I think you are more or less correct. Society has pretty well given its approval of adoption by gay couples, IVF, and artificial insemination – so kids are going to be raised by gay couples regardless of the consequences. As far as kids go, I guess the real question is whether kids do better if the gay couple raising them is cohabitating or in some form of legal union. If kids really do worse being raised by gay couples, does the legal recognition of gay marriage harm more kids by increasing the number of couples raising kids than it helps by creating more stable environments for kids already being raised by gay couples. I don’t think that’s knowable.
Perhaps a more important question is what broad social acceptance of gay marriage will do to societies expectations for what it means to be married. If Savage is right, and it means that we redefine monogamy, then I suspect that this social trend is largely negative. This story in the times seems to suggest that such expectations are evolving.
What does this mean for the stability of marriages? A study of gay couples in Scandinavia (where civil unions have been in place since the 90′s) show that gay unions dissolve at twice the rate of straight unions (lesbians are slightly higher than gay unions interestingly enough). Will the normalization of gay marriage lead to a change in social expectations making marriages less stable more generally? I don’t know, but I don’t think it is crazy to worry about it. It seems to me that decrease in stability we’ve seen over the past generation has two worrisome effects. The first is on outcomes for the kids in those relationships. The other is elder care.
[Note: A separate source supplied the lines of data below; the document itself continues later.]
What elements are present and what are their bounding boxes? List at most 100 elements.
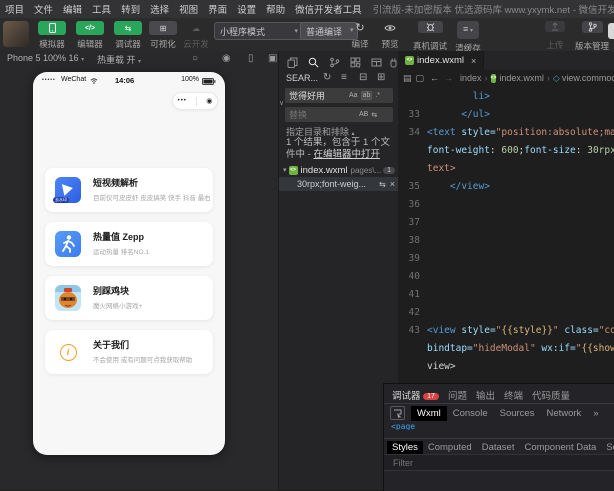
code-line[interactable]: 38 bbox=[398, 232, 614, 250]
code-line[interactable]: text> bbox=[398, 160, 614, 178]
menu-item-4[interactable]: 转到 bbox=[116, 2, 145, 16]
regex-icon[interactable]: .* bbox=[375, 92, 380, 99]
bookmark-icon[interactable]: ▢ bbox=[416, 73, 425, 84]
tab-sources[interactable]: Sources bbox=[494, 406, 541, 421]
clear-cache-button[interactable]: ≡ ▾ 清缓存 bbox=[450, 21, 486, 54]
card-chicken-game[interactable]: 别踩鸡块 魔火网络小游戏+ bbox=[45, 276, 213, 320]
replace-all-icon[interactable]: ⇆ bbox=[371, 111, 377, 119]
menu-item-8[interactable]: 设置 bbox=[232, 2, 261, 16]
card-about-us[interactable]: i 关于我们 不会使用 或有问题可点我获取帮助 bbox=[45, 330, 213, 374]
code-line[interactable]: bindtap="hideModal" wx:if="{{show bbox=[398, 340, 614, 358]
tab-scope-data[interactable]: Scope Data bbox=[601, 441, 614, 454]
open-editor-icon[interactable]: ⊞ bbox=[377, 72, 385, 83]
crumb-element[interactable]: view.commodity bbox=[562, 73, 614, 83]
compile-button[interactable]: ↻ 编译 bbox=[345, 21, 375, 50]
code-line[interactable]: 37 bbox=[398, 214, 614, 232]
code-line[interactable]: 39 bbox=[398, 250, 614, 268]
code-lines[interactable]: li>33 </ul>34<text style="position:absol… bbox=[398, 88, 614, 383]
tab-output[interactable]: 输出 bbox=[476, 388, 495, 402]
tree-caret-icon[interactable]: ▾ bbox=[283, 166, 287, 174]
code-line[interactable]: 36 bbox=[398, 196, 614, 214]
code-line[interactable]: 33 </ul> bbox=[398, 106, 614, 124]
preserve-case-icon[interactable]: AB bbox=[359, 111, 368, 118]
tab-index-wxml[interactable]: <> index.wxml × bbox=[398, 51, 484, 70]
tab-dataset[interactable]: Dataset bbox=[477, 441, 520, 454]
search-icon[interactable] bbox=[305, 55, 321, 69]
package-icon[interactable] bbox=[368, 55, 384, 69]
menu-item-9[interactable]: 帮助 bbox=[261, 2, 290, 16]
search-input[interactable] bbox=[285, 91, 349, 101]
remote-debug-button[interactable]: 真机调试 bbox=[408, 21, 452, 52]
code-line[interactable]: li> bbox=[398, 88, 614, 106]
debugger-button[interactable]: ⇆ 调试器 bbox=[108, 21, 148, 50]
device-frame-icon[interactable]: ▯ bbox=[248, 53, 254, 64]
nav-back-icon[interactable]: ← bbox=[430, 73, 439, 83]
tab-debugger[interactable]: 调试器 17 bbox=[392, 388, 439, 402]
menu-item-3[interactable]: 工具 bbox=[87, 2, 116, 16]
capsule-more-icon[interactable]: ••• bbox=[178, 98, 187, 104]
close-tab-icon[interactable]: × bbox=[471, 56, 476, 66]
tab-problems[interactable]: 问题 bbox=[448, 388, 467, 402]
dismiss-match-icon[interactable]: × bbox=[390, 179, 395, 189]
menu-item-0[interactable]: 项目 bbox=[0, 2, 29, 16]
menu-item-10[interactable]: 微信开发者工具 bbox=[290, 2, 367, 16]
replace-input[interactable] bbox=[285, 110, 359, 120]
tab-component-data[interactable]: Component Data bbox=[519, 441, 601, 454]
more-button[interactable] bbox=[608, 23, 614, 39]
code-line[interactable]: view> bbox=[398, 358, 614, 376]
crumb-file[interactable]: index.wxml bbox=[499, 73, 544, 83]
refresh-results-icon[interactable]: ↻ bbox=[323, 72, 331, 83]
more-tabs-icon[interactable]: » bbox=[587, 406, 604, 421]
extensions-icon[interactable] bbox=[347, 55, 363, 69]
capsule-home-icon[interactable]: ◉ bbox=[206, 97, 212, 105]
code-line[interactable]: 34<text style="position:absolute;ma bbox=[398, 124, 614, 142]
tab-computed[interactable]: Computed bbox=[423, 441, 477, 454]
replace-match-icon[interactable]: ⇆ bbox=[379, 180, 386, 189]
rotate-icon[interactable]: ○ bbox=[192, 53, 198, 64]
menu-item-7[interactable]: 界面 bbox=[203, 2, 232, 16]
capsule-button[interactable]: ••• ◉ bbox=[172, 92, 218, 110]
simulator-button[interactable]: 模拟器 bbox=[32, 21, 72, 50]
collapse-all-icon[interactable]: ⊟ bbox=[359, 72, 367, 83]
mode-select[interactable]: 小程序模式 ▾ bbox=[214, 22, 304, 40]
editor-button[interactable]: </> 编辑器 bbox=[70, 21, 110, 50]
menu-item-2[interactable]: 编辑 bbox=[58, 2, 87, 16]
outline-menu-icon[interactable]: ▤ bbox=[403, 73, 412, 84]
toggle-replace-icon[interactable]: ∨ bbox=[279, 99, 284, 107]
clear-results-icon[interactable]: ≡ bbox=[341, 72, 347, 83]
result-match-row[interactable]: 30rpx;font-weig... ⇆ × bbox=[279, 177, 399, 191]
result-file-row[interactable]: ▾ <> index.wxml pages\... 1 bbox=[279, 163, 399, 177]
code-line[interactable]: 43<view style="{{style}}" class="co bbox=[398, 322, 614, 340]
tab-console[interactable]: Console bbox=[447, 406, 494, 421]
tab-styles[interactable]: Styles bbox=[387, 441, 423, 454]
record-icon[interactable]: ◉ bbox=[222, 53, 231, 64]
tab-terminal[interactable]: 终端 bbox=[504, 388, 523, 402]
whole-word-icon[interactable]: ab bbox=[361, 91, 373, 100]
tab-network[interactable]: Network bbox=[540, 406, 587, 421]
menu-item-6[interactable]: 视图 bbox=[174, 2, 203, 16]
menu-item-1[interactable]: 文件 bbox=[29, 2, 58, 16]
wxml-element-snippet[interactable]: <page bbox=[391, 422, 415, 430]
tab-code-quality[interactable]: 代码质量 bbox=[532, 388, 570, 402]
inspect-element-icon[interactable] bbox=[390, 406, 405, 420]
card-video-parse[interactable]: 去水印 短视频解析 目前仅可皮皮虾 皮皮搞笑 快手 抖音 最右 bbox=[45, 168, 213, 212]
tab-wxml[interactable]: Wxml bbox=[411, 406, 447, 421]
code-line[interactable]: 40 bbox=[398, 268, 614, 286]
device-select[interactable]: Phone 5 100% 16 ▾ bbox=[7, 53, 84, 63]
match-case-icon[interactable]: Aa bbox=[349, 92, 358, 99]
code-line[interactable]: 41 bbox=[398, 286, 614, 304]
open-in-editor-link[interactable]: 在编辑器中打开 bbox=[313, 149, 380, 160]
code-line[interactable]: 35 </view> bbox=[398, 178, 614, 196]
source-control-icon[interactable] bbox=[326, 55, 342, 69]
user-avatar[interactable] bbox=[3, 21, 29, 47]
preview-button[interactable]: 预览 bbox=[375, 21, 405, 50]
code-line[interactable]: 42 bbox=[398, 304, 614, 322]
filter-input[interactable] bbox=[391, 457, 545, 469]
card-zepp[interactable]: 热量值 Zepp 运动热量 排名NO.1 bbox=[45, 222, 213, 266]
code-line[interactable]: font-weight: 600;font-size: 30rpx bbox=[398, 142, 614, 160]
crumb-index[interactable]: index bbox=[460, 73, 482, 83]
files-icon[interactable] bbox=[284, 55, 300, 69]
version-control-button[interactable]: 版本管理 bbox=[572, 21, 612, 52]
hot-reload-select[interactable]: 热重载 开 ▾ bbox=[97, 53, 141, 66]
menu-item-5[interactable]: 选择 bbox=[145, 2, 174, 16]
So what’s a good Burkean to do? Public policy isn’t going to stop the overwhelming change in favor of gay marriage in young mainstream society. Hopefully the courts will stay out of it and allow states to experiment. States that do experiment, should provide strong protections for religious traditionalists (keeping tax exemption in place, allow religious charities to operate as is, allow private schools to teach traditionalists sexual ethics, allow parents of kids in public schools to opt out of gay affirmative sex-ed,etc…). States that do not endorse gay marriage should be sure that there are ways to implement contractual protections for gay couples (deal with kids, hospital visitation rights, strict non-discrimination laws in the public sector, etc…). After 50 years, we may see that all is well in MA and MS is still the pits. Or we may find that the blue states are in social shambles and everyone is strung out on pain killers and antidepressants because of screwed up family life. I’m not convinced that proving gay marriage is bad for society will change people’s minds (it hasn’t seemed to move the meter on divorce), so this may be an irreversible experiment. I hope it works!
At any rate, I sure wish activists on both sides would tone down the rhetoric. GayMarriage isn’t going to bring civilization to its knees, and every traditionalists isn’t a theocrat looking to implement stoning for sodomy. I usually disagree with the substance of your posts, but I sure appreciate your thoughtfulness and tone.